僕が子供の頃は、飼い主のいない犬がまだ街をうろちょろしていた。
都心の駅近くには、傷痍軍人や物乞いがいた。
僕はよっちゃんと呼ばれていたのだが、同じ町内には、不良のよっちゃんと馬鹿のよっちゃんと、三人のよっちゃんがいた。
夏の縁日には、神社に必ず見せ物小屋がきて、鶏を食らう蛇女や乳が四つある牛女や得体の知れない畸形が登場するという看板がかかった。
一度だけ、そういう小屋の中に入ったのだが、その女性のあられもない姿を直視できず、すぐに出てしまった。
便所はくみ取り式があたりまえで、学校では、回虫検査があり、それにひっかかる友達もいた。
東京オリンピックの開催された昭和39年前後の東京は、まだまだ、雑然と埃っぽい、そんな状態だったのだ。
日常生活のなかに、ケガレがあたりまえに存在していて、それは、心がざわざわする感覚はあるものの、身近であり、あえて拒絶しようという思いはまったくなかった。
そういうものだった。
ある年を境にして東京杉並区の夏の夜空から、天の川が消えた。
星を見るのが好きだったよっちゃんには、そのときの残念な記憶が残っている。
急速に、土の道路がアスファルトに舗装され、かくれんぼした雑木林がなくなり、草野球した野原がなくなり、麦畑が消えていった。

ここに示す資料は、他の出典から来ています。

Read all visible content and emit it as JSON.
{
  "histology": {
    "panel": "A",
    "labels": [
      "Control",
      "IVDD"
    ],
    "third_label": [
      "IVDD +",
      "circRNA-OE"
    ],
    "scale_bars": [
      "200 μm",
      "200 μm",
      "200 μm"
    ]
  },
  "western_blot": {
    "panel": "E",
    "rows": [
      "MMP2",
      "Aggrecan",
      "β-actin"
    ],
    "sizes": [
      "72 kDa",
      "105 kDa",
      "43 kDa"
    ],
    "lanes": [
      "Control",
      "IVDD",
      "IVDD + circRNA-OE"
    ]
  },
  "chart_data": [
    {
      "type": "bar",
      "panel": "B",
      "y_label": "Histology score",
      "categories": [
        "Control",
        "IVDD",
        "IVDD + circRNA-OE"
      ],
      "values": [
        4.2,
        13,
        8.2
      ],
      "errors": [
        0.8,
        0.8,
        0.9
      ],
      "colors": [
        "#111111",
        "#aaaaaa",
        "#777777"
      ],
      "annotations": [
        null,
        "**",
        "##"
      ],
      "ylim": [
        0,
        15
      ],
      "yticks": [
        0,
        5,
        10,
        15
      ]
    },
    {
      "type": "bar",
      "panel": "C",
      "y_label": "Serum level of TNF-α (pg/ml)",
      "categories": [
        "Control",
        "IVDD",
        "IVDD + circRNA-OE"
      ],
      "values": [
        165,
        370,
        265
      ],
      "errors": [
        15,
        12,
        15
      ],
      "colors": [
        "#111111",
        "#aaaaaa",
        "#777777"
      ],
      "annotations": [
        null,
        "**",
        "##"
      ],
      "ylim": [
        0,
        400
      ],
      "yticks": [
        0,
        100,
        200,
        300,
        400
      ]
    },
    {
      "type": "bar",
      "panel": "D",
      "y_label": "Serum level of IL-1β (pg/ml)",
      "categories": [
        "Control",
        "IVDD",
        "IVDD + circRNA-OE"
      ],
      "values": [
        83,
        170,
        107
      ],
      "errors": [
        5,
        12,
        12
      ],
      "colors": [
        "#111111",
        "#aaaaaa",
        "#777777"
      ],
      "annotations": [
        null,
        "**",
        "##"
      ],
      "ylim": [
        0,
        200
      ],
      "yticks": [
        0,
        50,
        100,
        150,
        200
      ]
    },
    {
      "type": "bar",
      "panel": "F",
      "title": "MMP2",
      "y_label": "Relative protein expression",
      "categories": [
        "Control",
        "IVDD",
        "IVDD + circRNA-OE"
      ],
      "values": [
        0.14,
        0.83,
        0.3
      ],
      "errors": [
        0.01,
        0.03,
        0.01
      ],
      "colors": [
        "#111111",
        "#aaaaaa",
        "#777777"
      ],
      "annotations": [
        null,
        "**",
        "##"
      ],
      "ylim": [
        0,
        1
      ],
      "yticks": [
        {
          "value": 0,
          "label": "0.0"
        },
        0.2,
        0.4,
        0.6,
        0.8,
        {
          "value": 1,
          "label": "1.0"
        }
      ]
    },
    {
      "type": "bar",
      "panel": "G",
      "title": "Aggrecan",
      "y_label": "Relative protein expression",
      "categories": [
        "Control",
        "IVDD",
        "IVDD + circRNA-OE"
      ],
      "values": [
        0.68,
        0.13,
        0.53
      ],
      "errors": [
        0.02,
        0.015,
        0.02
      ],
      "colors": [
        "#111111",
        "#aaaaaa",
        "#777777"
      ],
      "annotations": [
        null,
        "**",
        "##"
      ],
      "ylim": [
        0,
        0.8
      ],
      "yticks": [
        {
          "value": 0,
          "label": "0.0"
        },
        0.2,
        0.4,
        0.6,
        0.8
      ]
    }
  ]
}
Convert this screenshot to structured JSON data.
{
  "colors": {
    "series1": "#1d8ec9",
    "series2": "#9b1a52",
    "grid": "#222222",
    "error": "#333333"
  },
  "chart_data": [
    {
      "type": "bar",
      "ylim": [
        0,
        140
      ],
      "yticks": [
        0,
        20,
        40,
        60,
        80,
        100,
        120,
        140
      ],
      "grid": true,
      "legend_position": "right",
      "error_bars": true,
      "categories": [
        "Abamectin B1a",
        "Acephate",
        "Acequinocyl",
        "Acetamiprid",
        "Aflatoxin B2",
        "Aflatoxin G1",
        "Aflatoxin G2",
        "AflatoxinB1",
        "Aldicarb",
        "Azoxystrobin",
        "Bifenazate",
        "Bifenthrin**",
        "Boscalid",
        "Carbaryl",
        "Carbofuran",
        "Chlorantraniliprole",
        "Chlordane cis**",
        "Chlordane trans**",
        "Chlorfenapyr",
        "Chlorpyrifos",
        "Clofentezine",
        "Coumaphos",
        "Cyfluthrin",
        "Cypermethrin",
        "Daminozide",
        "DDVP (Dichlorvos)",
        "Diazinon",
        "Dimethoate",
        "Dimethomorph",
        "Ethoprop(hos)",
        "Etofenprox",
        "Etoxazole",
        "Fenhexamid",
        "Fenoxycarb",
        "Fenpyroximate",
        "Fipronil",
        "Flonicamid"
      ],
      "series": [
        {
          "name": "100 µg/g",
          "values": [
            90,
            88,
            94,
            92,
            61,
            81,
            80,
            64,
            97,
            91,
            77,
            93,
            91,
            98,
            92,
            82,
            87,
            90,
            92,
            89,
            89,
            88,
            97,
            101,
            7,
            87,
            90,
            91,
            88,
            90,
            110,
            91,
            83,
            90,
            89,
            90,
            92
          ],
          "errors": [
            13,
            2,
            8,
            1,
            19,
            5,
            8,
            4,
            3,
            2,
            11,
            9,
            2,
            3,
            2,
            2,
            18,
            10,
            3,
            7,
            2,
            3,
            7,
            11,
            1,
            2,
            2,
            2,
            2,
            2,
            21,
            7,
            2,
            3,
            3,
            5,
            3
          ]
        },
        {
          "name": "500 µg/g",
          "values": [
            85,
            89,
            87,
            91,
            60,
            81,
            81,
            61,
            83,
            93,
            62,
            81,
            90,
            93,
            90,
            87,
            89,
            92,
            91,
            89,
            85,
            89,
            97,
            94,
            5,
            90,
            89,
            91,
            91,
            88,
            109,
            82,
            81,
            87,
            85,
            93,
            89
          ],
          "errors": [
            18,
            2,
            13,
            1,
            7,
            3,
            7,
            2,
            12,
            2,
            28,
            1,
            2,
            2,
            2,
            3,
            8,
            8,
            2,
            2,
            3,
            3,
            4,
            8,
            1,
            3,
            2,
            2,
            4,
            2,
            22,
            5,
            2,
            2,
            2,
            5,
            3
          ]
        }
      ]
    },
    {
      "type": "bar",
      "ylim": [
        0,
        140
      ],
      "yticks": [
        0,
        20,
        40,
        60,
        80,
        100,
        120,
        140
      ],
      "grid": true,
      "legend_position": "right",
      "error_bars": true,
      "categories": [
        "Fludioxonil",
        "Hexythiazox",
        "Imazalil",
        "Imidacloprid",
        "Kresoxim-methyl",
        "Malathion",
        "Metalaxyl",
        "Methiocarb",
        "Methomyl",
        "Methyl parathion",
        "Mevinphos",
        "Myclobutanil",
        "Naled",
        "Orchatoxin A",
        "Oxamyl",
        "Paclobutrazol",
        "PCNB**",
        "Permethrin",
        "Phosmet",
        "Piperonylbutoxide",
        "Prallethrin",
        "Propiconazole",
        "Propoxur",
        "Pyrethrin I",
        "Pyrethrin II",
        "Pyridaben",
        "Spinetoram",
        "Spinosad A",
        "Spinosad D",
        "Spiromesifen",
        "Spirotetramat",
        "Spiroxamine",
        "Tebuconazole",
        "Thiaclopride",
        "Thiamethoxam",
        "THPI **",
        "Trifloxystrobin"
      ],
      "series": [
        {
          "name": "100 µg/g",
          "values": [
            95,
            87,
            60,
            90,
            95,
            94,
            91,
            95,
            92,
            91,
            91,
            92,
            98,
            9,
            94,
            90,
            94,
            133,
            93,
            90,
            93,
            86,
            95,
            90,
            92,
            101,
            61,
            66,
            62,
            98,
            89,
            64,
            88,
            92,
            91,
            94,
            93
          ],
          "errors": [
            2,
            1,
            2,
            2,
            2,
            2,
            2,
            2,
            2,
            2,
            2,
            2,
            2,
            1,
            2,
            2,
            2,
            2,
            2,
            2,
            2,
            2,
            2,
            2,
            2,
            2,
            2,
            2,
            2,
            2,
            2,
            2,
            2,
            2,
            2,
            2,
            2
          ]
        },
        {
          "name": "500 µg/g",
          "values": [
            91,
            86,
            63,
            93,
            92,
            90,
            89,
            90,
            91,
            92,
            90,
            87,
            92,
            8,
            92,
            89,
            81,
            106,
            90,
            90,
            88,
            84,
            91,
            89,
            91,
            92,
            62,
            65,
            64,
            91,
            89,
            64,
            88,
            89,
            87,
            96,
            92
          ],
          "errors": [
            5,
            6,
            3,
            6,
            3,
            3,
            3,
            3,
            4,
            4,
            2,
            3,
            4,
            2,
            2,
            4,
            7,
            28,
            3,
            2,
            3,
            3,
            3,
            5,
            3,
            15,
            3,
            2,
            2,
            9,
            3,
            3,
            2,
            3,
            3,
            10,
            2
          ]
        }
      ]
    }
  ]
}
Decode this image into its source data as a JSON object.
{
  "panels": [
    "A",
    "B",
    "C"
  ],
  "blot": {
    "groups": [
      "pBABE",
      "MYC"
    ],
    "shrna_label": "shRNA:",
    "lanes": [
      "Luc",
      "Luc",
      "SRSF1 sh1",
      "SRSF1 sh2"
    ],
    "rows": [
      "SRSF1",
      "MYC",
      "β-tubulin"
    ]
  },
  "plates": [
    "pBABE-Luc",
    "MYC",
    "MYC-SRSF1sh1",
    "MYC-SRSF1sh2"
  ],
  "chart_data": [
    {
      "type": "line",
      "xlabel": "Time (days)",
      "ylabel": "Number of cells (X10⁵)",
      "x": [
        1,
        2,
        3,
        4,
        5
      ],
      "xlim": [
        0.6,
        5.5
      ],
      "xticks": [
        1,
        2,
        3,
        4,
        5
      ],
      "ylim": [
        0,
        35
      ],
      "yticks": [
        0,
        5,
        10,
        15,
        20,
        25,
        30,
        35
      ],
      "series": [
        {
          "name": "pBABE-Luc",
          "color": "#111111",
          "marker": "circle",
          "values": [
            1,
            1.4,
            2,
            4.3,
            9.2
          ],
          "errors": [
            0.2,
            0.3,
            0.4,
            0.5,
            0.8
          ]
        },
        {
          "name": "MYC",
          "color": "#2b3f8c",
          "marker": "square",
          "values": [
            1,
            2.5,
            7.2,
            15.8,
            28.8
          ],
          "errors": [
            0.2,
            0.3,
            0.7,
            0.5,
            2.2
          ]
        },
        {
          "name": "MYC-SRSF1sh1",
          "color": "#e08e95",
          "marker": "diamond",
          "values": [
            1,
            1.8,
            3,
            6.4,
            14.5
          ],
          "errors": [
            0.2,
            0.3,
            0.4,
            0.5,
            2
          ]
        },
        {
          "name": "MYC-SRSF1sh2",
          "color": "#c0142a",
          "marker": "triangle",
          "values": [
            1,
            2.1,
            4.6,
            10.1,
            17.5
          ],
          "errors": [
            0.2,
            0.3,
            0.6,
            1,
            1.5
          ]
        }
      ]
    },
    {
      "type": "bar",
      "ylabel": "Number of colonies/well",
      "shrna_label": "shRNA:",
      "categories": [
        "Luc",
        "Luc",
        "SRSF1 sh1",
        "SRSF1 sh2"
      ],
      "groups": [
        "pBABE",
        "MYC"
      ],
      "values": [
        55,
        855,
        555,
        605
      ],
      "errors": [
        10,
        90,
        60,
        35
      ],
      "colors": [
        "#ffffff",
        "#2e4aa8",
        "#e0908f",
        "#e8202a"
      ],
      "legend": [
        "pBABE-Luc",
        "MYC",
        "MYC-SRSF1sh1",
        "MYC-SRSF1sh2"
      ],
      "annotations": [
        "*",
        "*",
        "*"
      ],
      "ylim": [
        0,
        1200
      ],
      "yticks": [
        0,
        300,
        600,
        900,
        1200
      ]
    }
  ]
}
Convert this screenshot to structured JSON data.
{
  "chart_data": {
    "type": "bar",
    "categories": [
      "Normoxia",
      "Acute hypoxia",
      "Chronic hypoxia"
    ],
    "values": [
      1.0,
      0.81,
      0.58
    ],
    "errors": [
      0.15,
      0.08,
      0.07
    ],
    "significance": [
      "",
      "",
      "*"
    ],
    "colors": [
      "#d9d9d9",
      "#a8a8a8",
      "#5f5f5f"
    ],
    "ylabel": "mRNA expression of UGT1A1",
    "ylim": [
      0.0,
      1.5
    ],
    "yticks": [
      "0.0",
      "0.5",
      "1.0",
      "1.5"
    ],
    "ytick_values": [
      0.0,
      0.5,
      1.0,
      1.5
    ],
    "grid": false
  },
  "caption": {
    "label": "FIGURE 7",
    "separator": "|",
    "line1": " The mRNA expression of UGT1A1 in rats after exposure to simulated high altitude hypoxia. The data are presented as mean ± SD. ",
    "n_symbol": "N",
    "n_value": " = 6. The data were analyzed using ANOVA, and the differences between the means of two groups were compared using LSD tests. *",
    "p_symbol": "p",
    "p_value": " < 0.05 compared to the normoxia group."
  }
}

ふと気づくと、トイレは水洗となり、ウォッシュレットとなり、自動的に蓋がおじぎする便器まであらわれた。
街はとってもキレイになり、女性は化粧がとっても上手になり、奇妙な人間はこの世からまったく姿を消したように思える。
表面的には、すごく衛生的になった。
でも、ほんとうに、そうなのか。
この現実をぺろりと引きはがしてみたい誘惑にかられる。
人間が人間であるためには、雑菌のような得体の知れない存在が必要なのではないか。
ケガレに向き合い、つきあう術を学ぶことが大人になるということではないのか。
それを無理矢理に白い壁に押し込めてしまうと、何が起こるか。
雑菌に対する免疫力が低下した人間は、衛生に極度に敏感になり、非衛生なものを排除しようとする。
そのとき、何が起こるか。
キレイでないモノはキタナイという短絡的な発想からは何も生まれない。
キタナイのなかに、美しさや世の役に立つモノがいっぱいある。
ほんとうは、みんなが知っているはずなのだ。
タイを旅したときに感じた、人が生きている生命のちから。
いまのニッポンは、キレイと引き換えに、このちからを闇に封じ込めたような気がする。